Emerging Africa Infrastructure Fund (EAIF), one of the project partners, announces that Kikagati Power Company Limited (KPCL) has completed the financing round for the Kikagati hydroelectric project on the Tanzania-Uganda border.
Kikagati Power Company (KPC), the ad hoc company developing the Kikagati hydroelectric power plant, has finalised the financing of its project. It is located in East Africa, on the border between Uganda and Tanzania. The announcement was made by Emerging Africa Infrastructure Fund (EAIF) of the Private Infrastructure Development Group (PIDG), a multi-donor organisation with members from seven European countries and the World Bank Group.
This financial institution invested $27 million in the Kikagati hydroelectric project. The Dutch Development Finance Corporation (FMO) also lent KPC $27 million.
A 14 MW capacity
The Kikagati hydroelectric project will require a total investment of $87 million. It will “strengthen the foundations of economic development in Uganda and Tanzania”, according to stakeholders.
The hydroelectric dam is built on the Kagera River, the largest tributary of Lake Victoria, which serves as the natural border between Tanzania and Uganda.
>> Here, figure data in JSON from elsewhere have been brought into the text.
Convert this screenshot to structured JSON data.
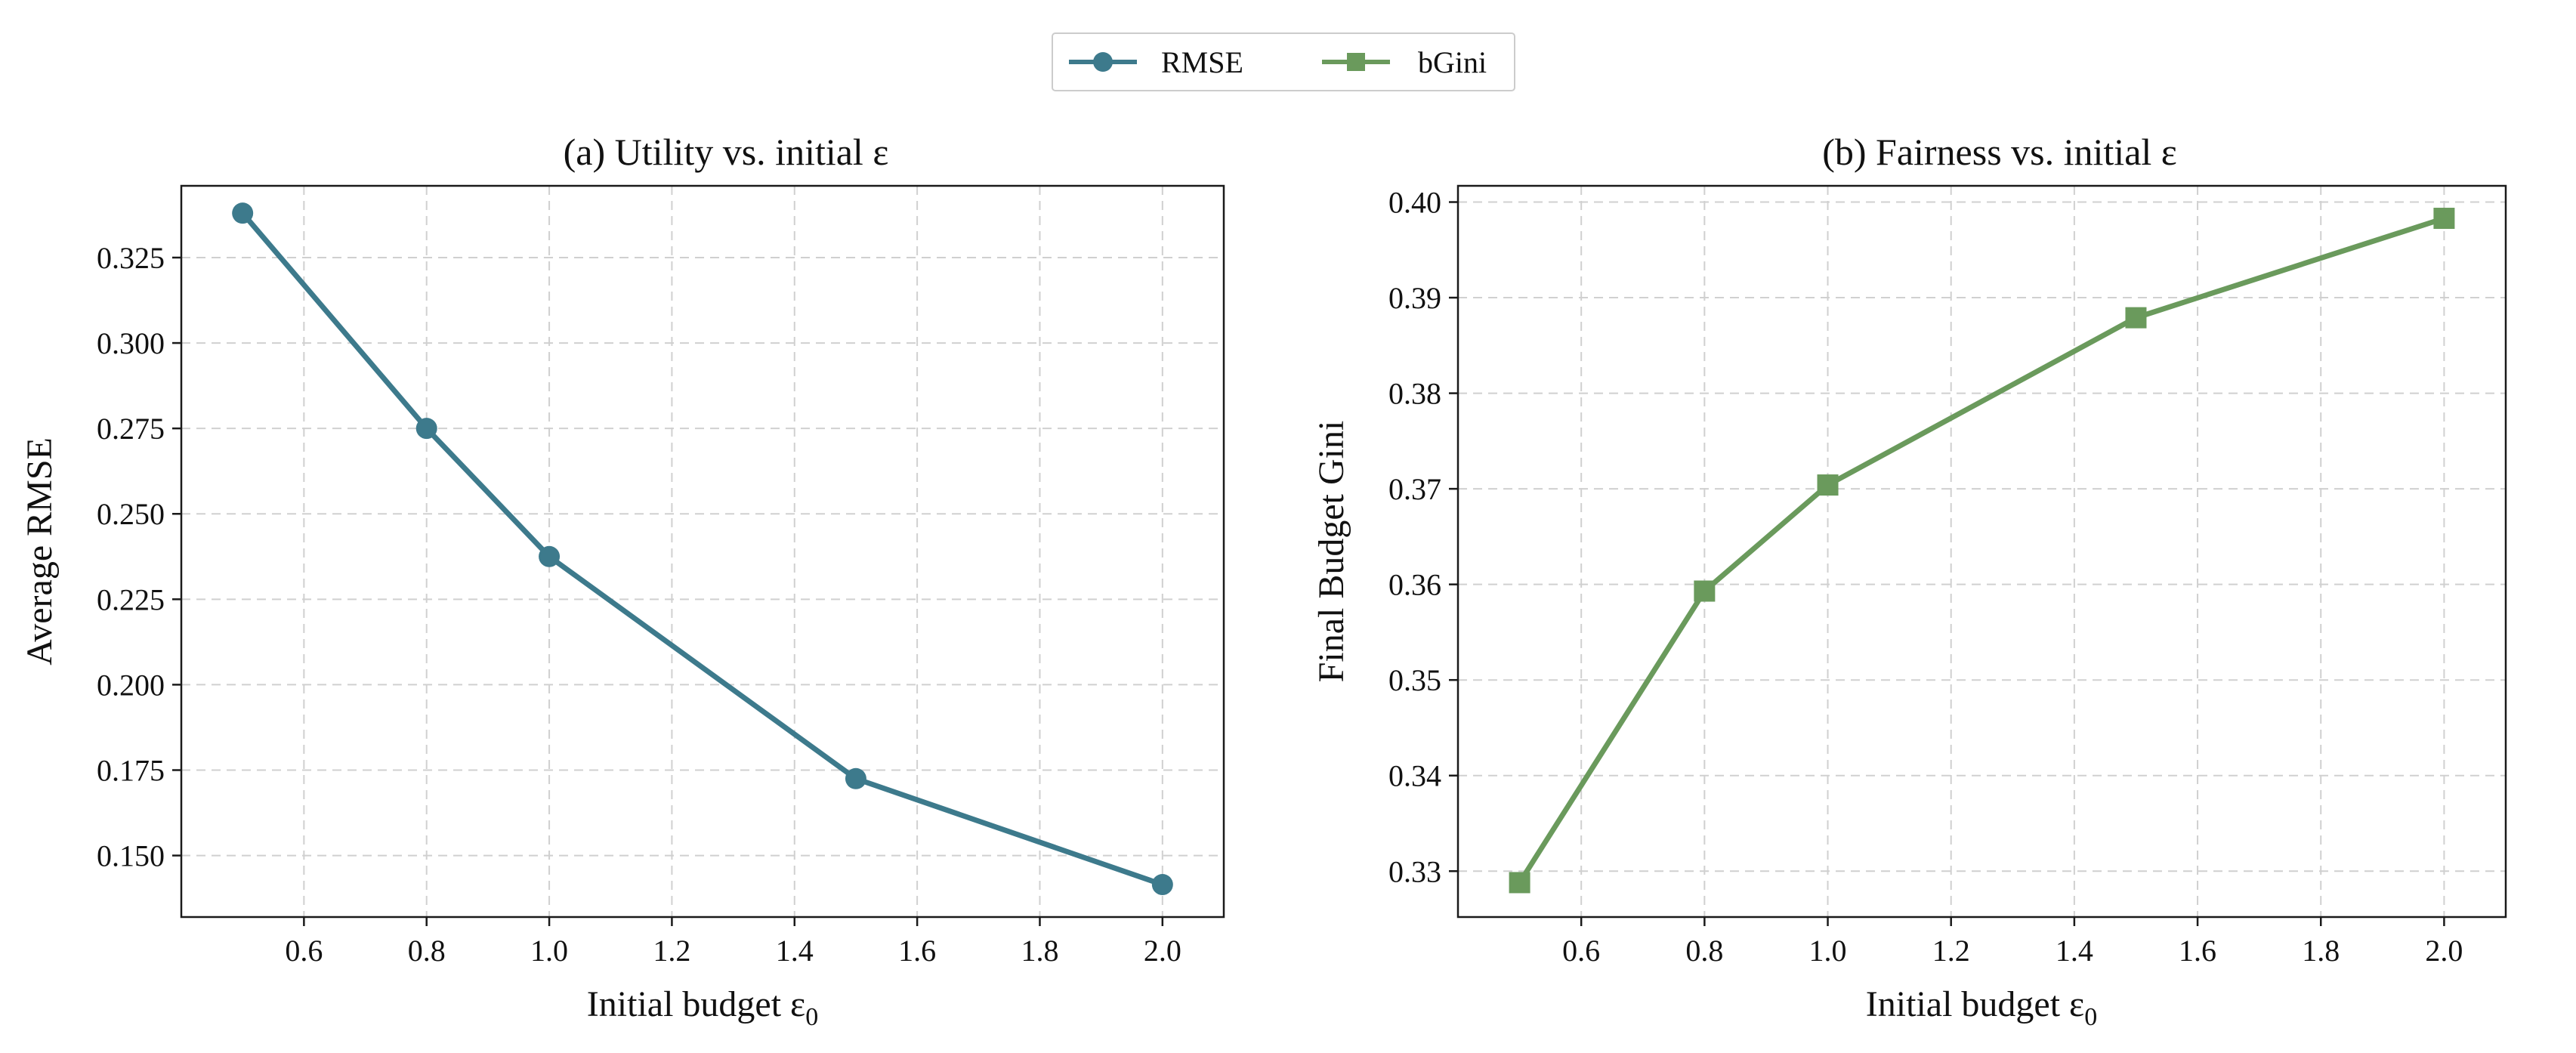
{
  "legend": {
    "entries": [
      {
        "name": "RMSE",
        "color": "#3d7a8c",
        "marker": "circle"
      },
      {
        "name": "bGini",
        "color": "#6a9a5c",
        "marker": "square"
      }
    ]
  },
  "chart_data": [
    {
      "type": "line",
      "title": "(a) Utility vs. initial ε",
      "xlabel": "Initial budget ε",
      "xlabel_sub": "0",
      "ylabel": "Average RMSE",
      "x": [
        0.5,
        0.8,
        1.0,
        1.5,
        2.0
      ],
      "series": [
        {
          "name": "RMSE",
          "color": "#3d7a8c",
          "marker": "circle",
          "values": [
            0.338,
            0.275,
            0.2375,
            0.1725,
            0.1415
          ]
        }
      ],
      "xlim": [
        0.4,
        2.1
      ],
      "ylim": [
        0.132,
        0.346
      ],
      "xticks": [
        0.6,
        0.8,
        1.0,
        1.2,
        1.4,
        1.6,
        1.8,
        2.0
      ],
      "xtick_labels": [
        "0.6",
        "0.8",
        "1.0",
        "1.2",
        "1.4",
        "1.6",
        "1.8",
        "2.0"
      ],
      "yticks": [
        0.15,
        0.175,
        0.2,
        0.225,
        0.25,
        0.275,
        0.3,
        0.325
      ],
      "ytick_labels": [
        "0.150",
        "0.175",
        "0.200",
        "0.225",
        "0.250",
        "0.275",
        "0.300",
        "0.325"
      ],
      "grid": true
    },
    {
      "type": "line",
      "title": "(b) Fairness vs. initial ε",
      "xlabel": "Initial budget ε",
      "xlabel_sub": "0",
      "ylabel": "Final Budget Gini",
      "x": [
        0.5,
        0.8,
        1.0,
        1.5,
        2.0
      ],
      "series": [
        {
          "name": "bGini",
          "color": "#6a9a5c",
          "marker": "square",
          "values": [
            0.3288,
            0.3593,
            0.3704,
            0.3879,
            0.3983
          ]
        }
      ],
      "xlim": [
        0.4,
        2.1
      ],
      "ylim": [
        0.3252,
        0.4017
      ],
      "xticks": [
        0.6,
        0.8,
        1.0,
        1.2,
        1.4,
        1.6,
        1.8,
        2.0
      ],
      "xtick_labels": [
        "0.6",
        "0.8",
        "1.0",
        "1.2",
        "1.4",
        "1.6",
        "1.8",
        "2.0"
      ],
      "yticks": [
        0.33,
        0.34,
        0.35,
        0.36,
        0.37,
        0.38,
        0.39,
        0.4
      ],
      "ytick_labels": [
        "0.33",
        "0.34",
        "0.35",
        "0.36",
        "0.37",
        "0.38",
        "0.39",
        "0.40"
      ],
      "grid": true
    }
  ]
}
On this 400 km long river, KPC engineers have been building an 8.5 m high and 300 m long dam since 2018. It will have a 4 km2 reservoir in Tanzanian territory. The water retention will allow the three 5.5 MW generators of the nearby power plant to operate. At the same time, a 33 kV transmission line will also be built.
This project is also supported by the Africa Renewable Energy Fund, a $205 million fund managed by Berkeley Energy. All loans contracted under this project will be repaid over a period of 16 years. KPC will sell the electricity generated by the plant to Uganda Electricity Transmission Company Limited. The Ugandan state-owned company, which is responsible for electricity distribution, will sell some of this energy to Tanzania Electric Supply Company Limited (Tanesco).
This project is part of the GetFit (Global Energy Transfer Feed-in Tariff) programme. It was set up by the European Union with the support of a number of its member governments. The main objective of the programme is to help East African countries “follow a low-carbon, climate-resilient development path” to promote growth, poverty reduction and climate change mitigation.